At this point, going back and adding testing coverage for existing pipelines may be a huge investment. If key knowledge about existing pipelines lies with a few select (and often very early) members of your data team, retroactively addressing your testing debt will, at the very best, divert resources and energy that could have otherwise been spent on projects that move the needle for your team. At the very worst, fixing testing debt will be nearly impossible if many of those early members of your team are no longer with the company and documentation isn’t up to date.
A solid monitoring and observability approach can help mitigate some of the challenges that come with data testing debt. By using an ML-based approach that learns from past data and monitors new incoming data, teams are able to create visibility into existing pipelines with little to no investment and folklore knowledge, as well as reduce the burden on data engineers and analysts to mitigate testing debt as it accrues.

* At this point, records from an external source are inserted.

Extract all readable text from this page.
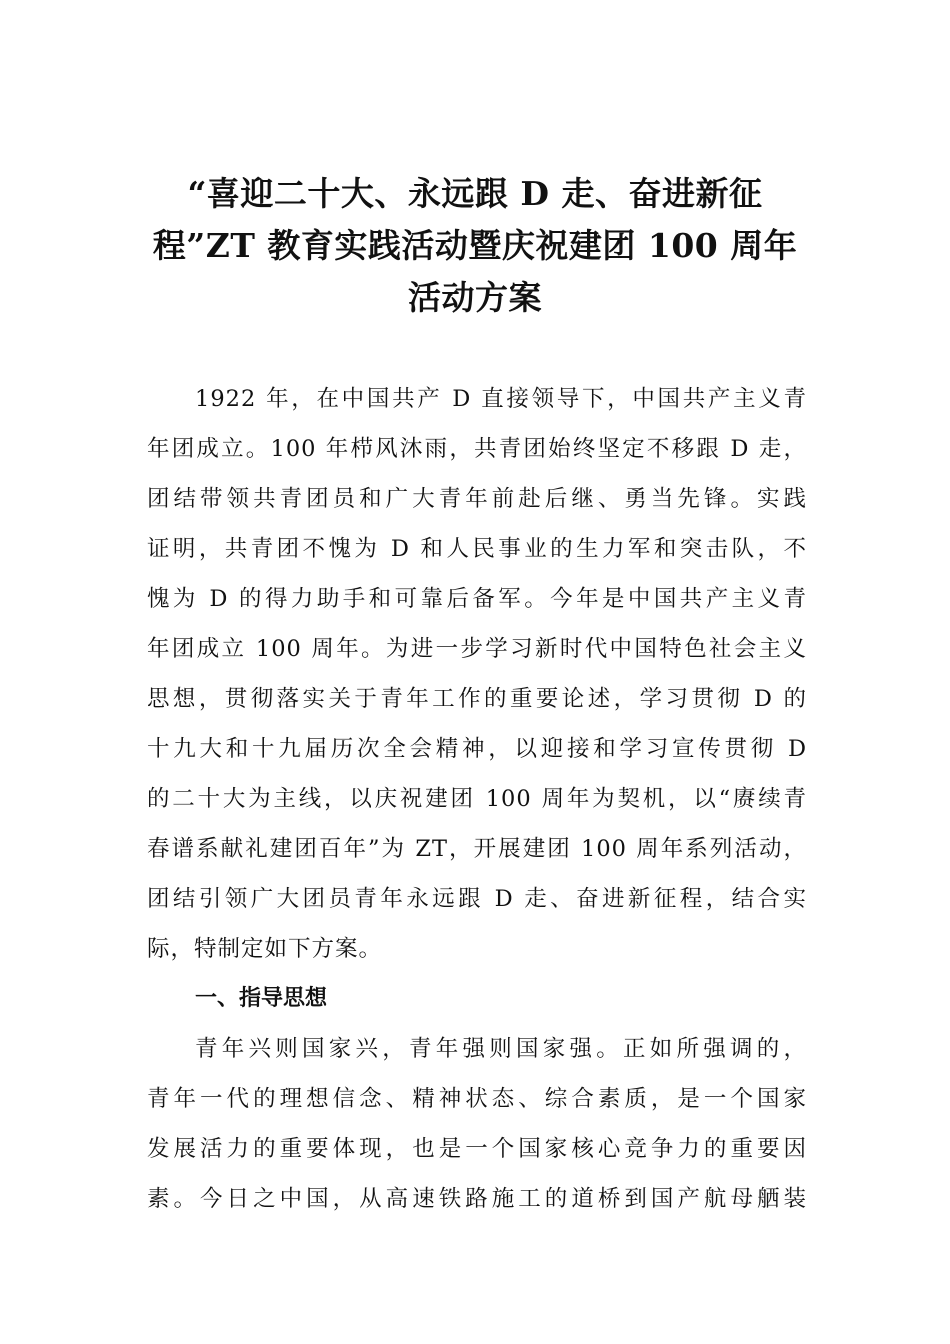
“喜迎二十大、永远跟 D 走、奋进新征
程”ZT 教育实践活动暨庆祝建团 100 周年
活动方案
1922 年，在中国共产 D 直接领导下，中国共产主义青
年团成立。100 年栉风沐雨，共青团始终坚定不移跟 D 走，
团结带领共青团员和广大青年前赴后继、勇当先锋。实践
证明，共青团不愧为 D 和人民事业的生力军和突击队，不
愧为 D 的得力助手和可靠后备军。今年是中国共产主义青
年团成立 100 周年。为进一步学习新时代中国特色社会主义
思想，贯彻落实关于青年工作的重要论述，学习贯彻 D 的
十九大和十九届历次全会精神，以迎接和学习宣传贯彻 D
的二十大为主线，以庆祝建团 100 周年为契机，以“赓续青
春谱系献礼建团百年”为 ZT，开展建团 100 周年系列活动，
团结引领广大团员青年永远跟 D 走、奋进新征程，结合实
际，特制定如下方案。
一、指导思想
青年兴则国家兴，青年强则国家强。正如所强调的，
青年一代的理想信念、精神状态、综合素质，是一个国家
发展活力的重要体现，也是一个国家核心竞争力的重要因
素。今日之中国，从高速铁路施工的道桥到国产航母舾装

The next step: data monitoring and observability
In 2021, data engineers are at a critical juncture — keep pace with the demands of our growing, ever-evolving data needs or settle for unreliable data. For most, there isn’t a choice.
Just like software, data requires both testing and monitoring to ensure consistent reliability. Modern data teams must think about data as a dynamic, ever-changing entity, and applying a different approach that focuses not just on rigorous testing, but also continual monitoring and observability.
By approaching data reliability with the same diligence as software reliability, data teams can ensure the health of their data at all times and across several key pillars of data health, including volume, schema, freshness, lineage, and distribution — before they affect your business.